Grenzen setzen ist wichtig

Und Probleme mit all den Mitarbeitern, die ihre Arbeit ordentlich machen. Denn die werden dazu immer weniger Lust verspüren. Die Hemmschwelle, lausige Qualität abzuliefern sinkt ins Bodenlose. Und irgendwann gibt es einen großen Knall. Nicht von Herrn Pfaff, der wird dann irgendwo anders Wohlfühlfelder aufbauen. Jemand anderes wird mit der Axt kommen – und eine Schneise hinterlassen.
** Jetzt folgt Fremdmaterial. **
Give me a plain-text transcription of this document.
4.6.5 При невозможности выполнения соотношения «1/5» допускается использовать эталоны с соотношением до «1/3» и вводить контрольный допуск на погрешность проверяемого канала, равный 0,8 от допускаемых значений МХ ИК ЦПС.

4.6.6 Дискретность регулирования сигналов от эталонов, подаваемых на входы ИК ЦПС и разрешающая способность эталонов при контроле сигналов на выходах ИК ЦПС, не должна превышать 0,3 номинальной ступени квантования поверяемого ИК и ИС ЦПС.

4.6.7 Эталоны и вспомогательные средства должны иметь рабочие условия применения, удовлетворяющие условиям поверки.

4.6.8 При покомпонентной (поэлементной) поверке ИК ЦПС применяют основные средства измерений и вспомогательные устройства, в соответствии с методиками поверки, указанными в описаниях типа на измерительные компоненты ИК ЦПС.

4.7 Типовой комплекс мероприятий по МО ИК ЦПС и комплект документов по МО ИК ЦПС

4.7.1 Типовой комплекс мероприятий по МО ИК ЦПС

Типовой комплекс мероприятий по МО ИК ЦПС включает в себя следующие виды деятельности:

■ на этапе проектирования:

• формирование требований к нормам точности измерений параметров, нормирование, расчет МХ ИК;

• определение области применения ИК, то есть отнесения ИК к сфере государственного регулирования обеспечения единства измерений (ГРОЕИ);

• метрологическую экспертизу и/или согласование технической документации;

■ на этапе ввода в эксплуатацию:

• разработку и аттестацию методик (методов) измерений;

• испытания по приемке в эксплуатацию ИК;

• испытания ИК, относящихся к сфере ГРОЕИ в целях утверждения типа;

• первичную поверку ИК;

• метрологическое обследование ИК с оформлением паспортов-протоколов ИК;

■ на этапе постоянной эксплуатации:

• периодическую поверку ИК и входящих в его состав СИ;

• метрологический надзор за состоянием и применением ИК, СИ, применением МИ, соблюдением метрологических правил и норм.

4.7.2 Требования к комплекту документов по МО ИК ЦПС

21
Es ist daher wichtig, die Grenzen der eigenen Führungsrolle zu erkennen und professionelle Unterstützung anzubieten, wenn Mitarbeiter mit persönlichen Problemen oder Konflikten konfrontiert sind. Indem Sie sich auf Ihre eigentlichen Führungsaufgaben konzentrieren und Ihre Mitarbeiter an die richtigen Ressourcen verweisen, können Sie ein gesundes und produktives Arbeitsumfeld schaffen.

Fazit: Keine Beichte ohne Buße

Insgesamt sollten Führungskräfte die Rolle eines Beichtvaters nicht übernehmen. Beichte ohne Buße funktioniert nicht. Schützen Sie Ihre Mitarbeiter nicht vor den Folgen ihres Handelns. Das ist unfair und respektlos. Denn auch wenn einzelne oder gar ein ganzes Team gewohnt ist, ungestraft ineffizient sein zu können, wird irgendwann. Wenn Sie dagegen eine klare Linie vorgeben, kann eine Schieflage erst gar nicht entstehen.

Mit Klarheit meinen wir nicht autoritäres Gehabe! Wer autoritär ist, lässt seinen Mitarbeitern keinen Handlungsspielraum. Klarheit heißt: Ich als Chef habe alles im Auge. Und wenn die Arbeit nicht gemacht wird, dann werde ich einschreiten. Mit einer solchen Vorgabe wissen die Mitarbeiter genau, woran sie sind. Und sie haben die Chance, ein eventuelles Fehlverhalten abzustellen.